Anggota DPR RI Komisi XII, Sartono Hutomo, mengatakan kenaikan harga minyak perlu dimanfaatkan untuk mendorong peningkatan produksi domestik. Menurutnya, kenaikan produksi yang diikuti pengurangan impor dapat menghemat devisa dan menjaga beban APBN.
“Ini menjadi momentum untuk mempercepat produksi migas domestik dan pengurangan impor, indikatornya terlihat jika produksi naik disertai pengurangan impor maka devisa akan hemat dan beban APBN terkendali,” kata Sartono kepada RMOL, Kamis, 10 September 2026.
Namun, percepatan tersebut harus ditopang target produksi yang lebih tinggi, kepastian investasi, regulasi, infrastruktur, serta cadangan yang memadai.
Sartono juga menilai situasi harga minyak saat ini memperkuat urgensi pengesahan RUU Migas. Regulasi tersebut dinilai strategis untuk memperbaiki fondasi hukum dan investasi sektor hulu.
“RUU Migas menjadi sangat strategis dalam situasi ini, momentum harga minyak tinggi harus digunakan untuk memperbaiki fondasi hukum dan investasi hulu, bukan sekadar respons jangka pendek,” ujarnya.
Di sisi lain, pengurangan impor tidak cukup hanya dilakukan dengan meningkatkan produksi minyak. Keterbatasan kapasitas dan konfigurasi kilang juga menjadi persoalan yang perlu dibenahi.
Karena itu, strategi yang diperlukan mencakup peningkatan produksi minyak sekaligus penguatan kapasitas pengolahan atau kilang.
“Momentum harga minyak yang tinggi harus kita jadikan titik balik dimana produksi migas domestik harus dipercepat, kilang harus diperkuat, konsumsi energi harus dibuat lebih efisien, dan impor BBM harus diturunkan secara terukur,” tegas Sartono.

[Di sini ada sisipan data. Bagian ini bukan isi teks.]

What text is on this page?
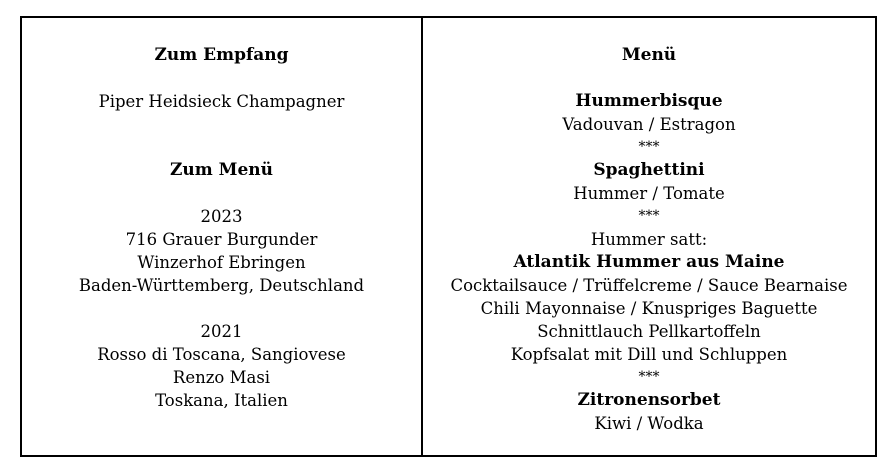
Zum Empfang
Piper Heidsieck Champagner
Zum Menü
2023
716 Grauer Burgunder
Winzerhof Ebringen
Baden-Württemberg, Deutschland
2021
Rosso di Toscana, Sangiovese
Renzo Masi
Toskana, Italien

Menü
Hummerbisque
Vadouvan / Estragon
***
Spaghettini
Hummer / Tomate
***
Hummer satt:
Atlantik Hummer aus Maine
Cocktailsauce / Trüffelcreme / Sauce Bearnaise
Chili Mayonnaise / Knuspriges Baguette
Schnittlauch Pellkartoffeln
Kopfsalat mit Dill und Schluppen
***
Zitronensorbet
Kiwi / Wodka
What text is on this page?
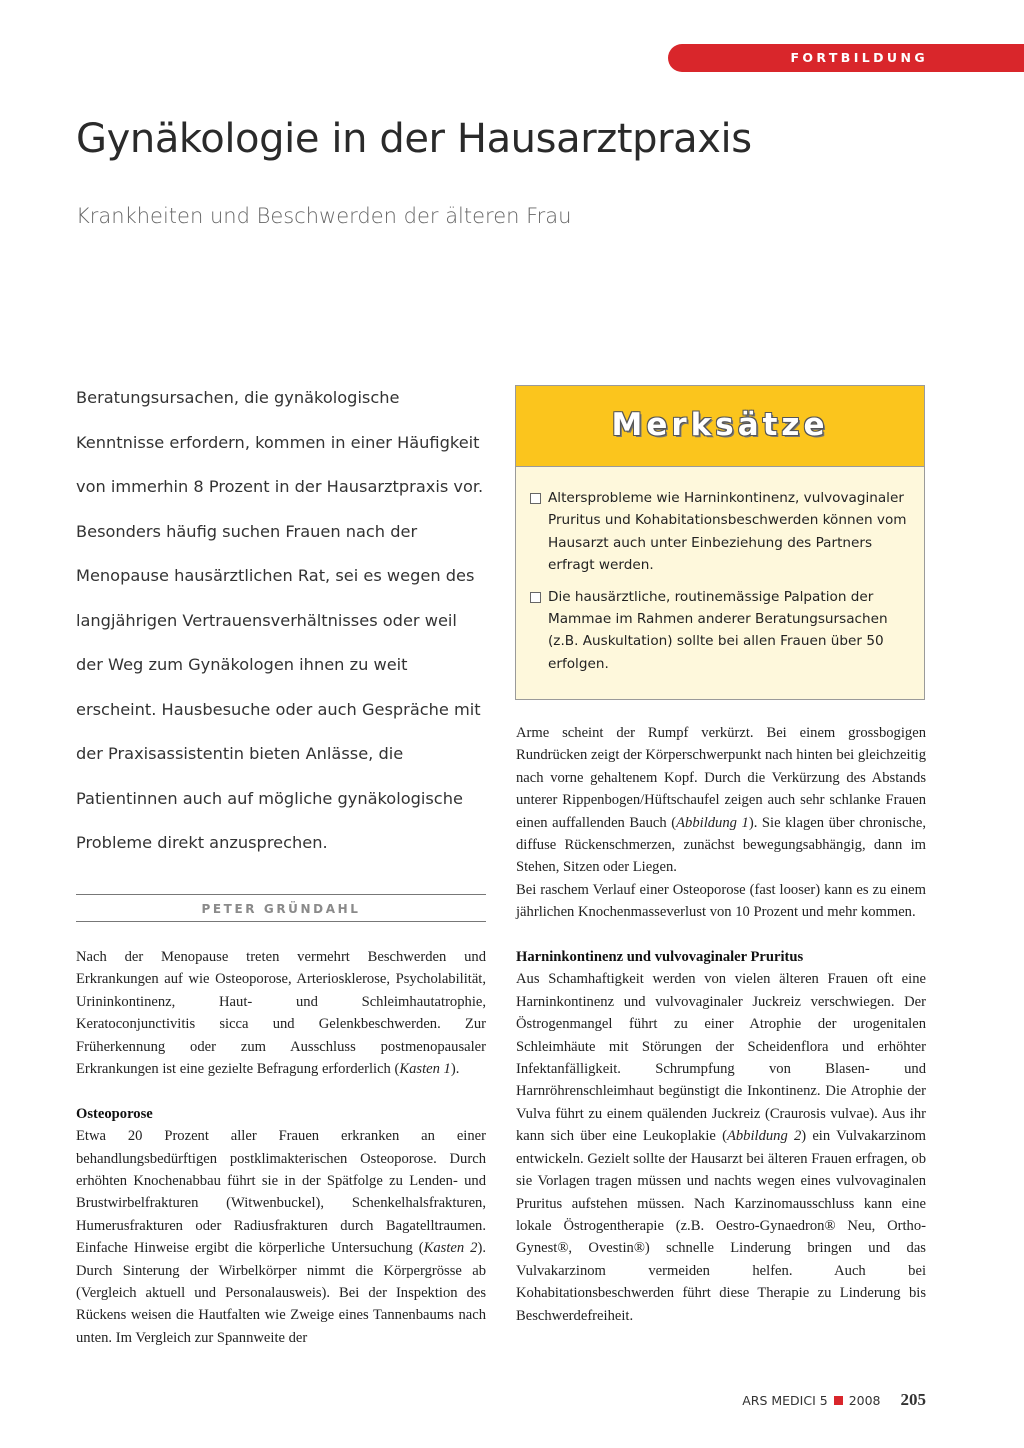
FORTBILDUNG
Gynäkologie in der Hausarztpraxis
Krankheiten und Beschwerden der älteren Frau

Beratungsursachen, die gynäkologische Kenntnisse erfordern, kommen in einer Häufigkeit von immerhin 8 Prozent in der Hausarztpraxis vor. Besonders häufig suchen Frauen nach der Menopause hausärztlichen Rat, sei es wegen des langjährigen Vertrauensverhältnisses oder weil der Weg zum Gynäkologen ihnen zu weit erscheint. Hausbesuche oder auch Gespräche mit der Praxisassistentin bieten Anlässe, die Patientinnen auch auf mögliche gynäkologische Probleme direkt anzusprechen.

PETER GRÜNDAHL

Nach der Menopause treten vermehrt Beschwerden und Erkrankungen auf wie Osteoporose, Arteriosklerose, Psycholabilität, Urininkontinenz, Haut- und Schleimhautatrophie, Keratoconjunctivitis sicca und Gelenkbeschwerden. Zur Früherkennung oder zum Ausschluss postmenopausaler Erkrankungen ist eine gezielte Befragung erforderlich (Kasten 1).

Osteoporose

Etwa 20 Prozent aller Frauen erkranken an einer behandlungsbedürftigen postklimakterischen Osteoporose. Durch erhöhten Knochenabbau führt sie in der Spätfolge zu Lenden- und Brustwirbelfrakturen (Witwenbuckel), Schenkelhalsfrakturen, Humerusfrakturen oder Radiusfrakturen durch Bagatelltraumen. Einfache Hinweise ergibt die körperliche Untersuchung (Kasten 2). Durch Sinterung der Wirbelkörper nimmt die Körpergrösse ab (Vergleich aktuell und Personalausweis). Bei der Inspektion des Rückens weisen die Hautfalten wie Zweige eines Tannenbaums nach unten. Im Vergleich zur Spannweite der

Merksätze
Altersprobleme wie Harninkontinenz, vulvovaginaler Pruritus und Kohabitationsbeschwerden können vom Hausarzt auch unter Einbeziehung des Partners erfragt werden.
Die hausärztliche, routinemässige Palpation der Mammae im Rahmen anderer Beratungsursachen (z.B. Auskultation) sollte bei allen Frauen über 50 erfolgen.

Arme scheint der Rumpf verkürzt. Bei einem grossbogigen Rundrücken zeigt der Körperschwerpunkt nach hinten bei gleichzeitig nach vorne gehaltenem Kopf. Durch die Verkürzung des Abstands unterer Rippenbogen/Hüftschaufel zeigen auch sehr schlanke Frauen einen auffallenden Bauch (Abbildung 1). Sie klagen über chronische, diffuse Rückenschmerzen, zunächst bewegungsabhängig, dann im Stehen, Sitzen oder Liegen.

Bei raschem Verlauf einer Osteoporose (fast looser) kann es zu einem jährlichen Knochenmasseverlust von 10 Prozent und mehr kommen.

Harninkontinenz und vulvovaginaler Pruritus

Aus Schamhaftigkeit werden von vielen älteren Frauen oft eine Harninkontinenz und vulvovaginaler Juckreiz verschwiegen. Der Östrogenmangel führt zu einer Atrophie der urogenitalen Schleimhäute mit Störungen der Scheidenflora und erhöhter Infektanfälligkeit. Schrumpfung von Blasen- und Harnröhrenschleimhaut begünstigt die Inkontinenz. Die Atrophie der Vulva führt zu einem quälenden Juckreiz (Craurosis vulvae). Aus ihr kann sich über eine Leukoplakie (Abbildung 2) ein Vulvakarzinom entwickeln. Gezielt sollte der Hausarzt bei älteren Frauen erfragen, ob sie Vorlagen tragen müssen und nachts wegen eines vulvovaginalen Pruritus aufstehen müssen. Nach Karzinomausschluss kann eine lokale Östrogentherapie (z.B. Oestro-Gynaedron® Neu, Ortho-Gynest®, Ovestin®) schnelle Linderung bringen und das Vulvakarzinom vermeiden helfen. Auch bei Kohabitationsbeschwerden führt diese Therapie zu Linderung bis Beschwerdefreiheit.

ARS MEDICI 5 2008 205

Harga minyak mentah Brent untuk kontrak terdekat tercatat naik 3,29 Dolar AS atau 3,4 persen menjadi 101,21 Dolar AS per barrel pada akhir perdagangan Rabu, 9 September 2026 waktu setempat atau Kamis, 10 September 2026 pagi WIB.
Sementara itu, harga minyak mentah West Texas Intermediate (WTI) AS naik 3,02 Dolar AS atau 3,25 persen menjadi 96,05 Dolar AS per barrel.
Kedua harga acuan tersebut ditutup pada level tertinggi sejak 22 Mei 2026. Kenaikan terjadi di tengah memanasnya konflik di Timur Tengah dan meningkatnya serangan terhadap kapal tanker yang memicu kekhawatiran gangguan pasokan energi.
Sartono menegaskan, kemandirian energi pada akhirnya tidak cukup hanya dilihat dari besarnya produksi minyak dalam negeri, tetapi juga dari kemampuan mengurangi ketergantungan terhadap energi impor.
“Kemandirian energi tidak cukup diukur dari berapa banyak minyak yang kita produksi, tetapi dari seberapa kecil ketergantungan kita terhadap energi impor,” pungkasnya.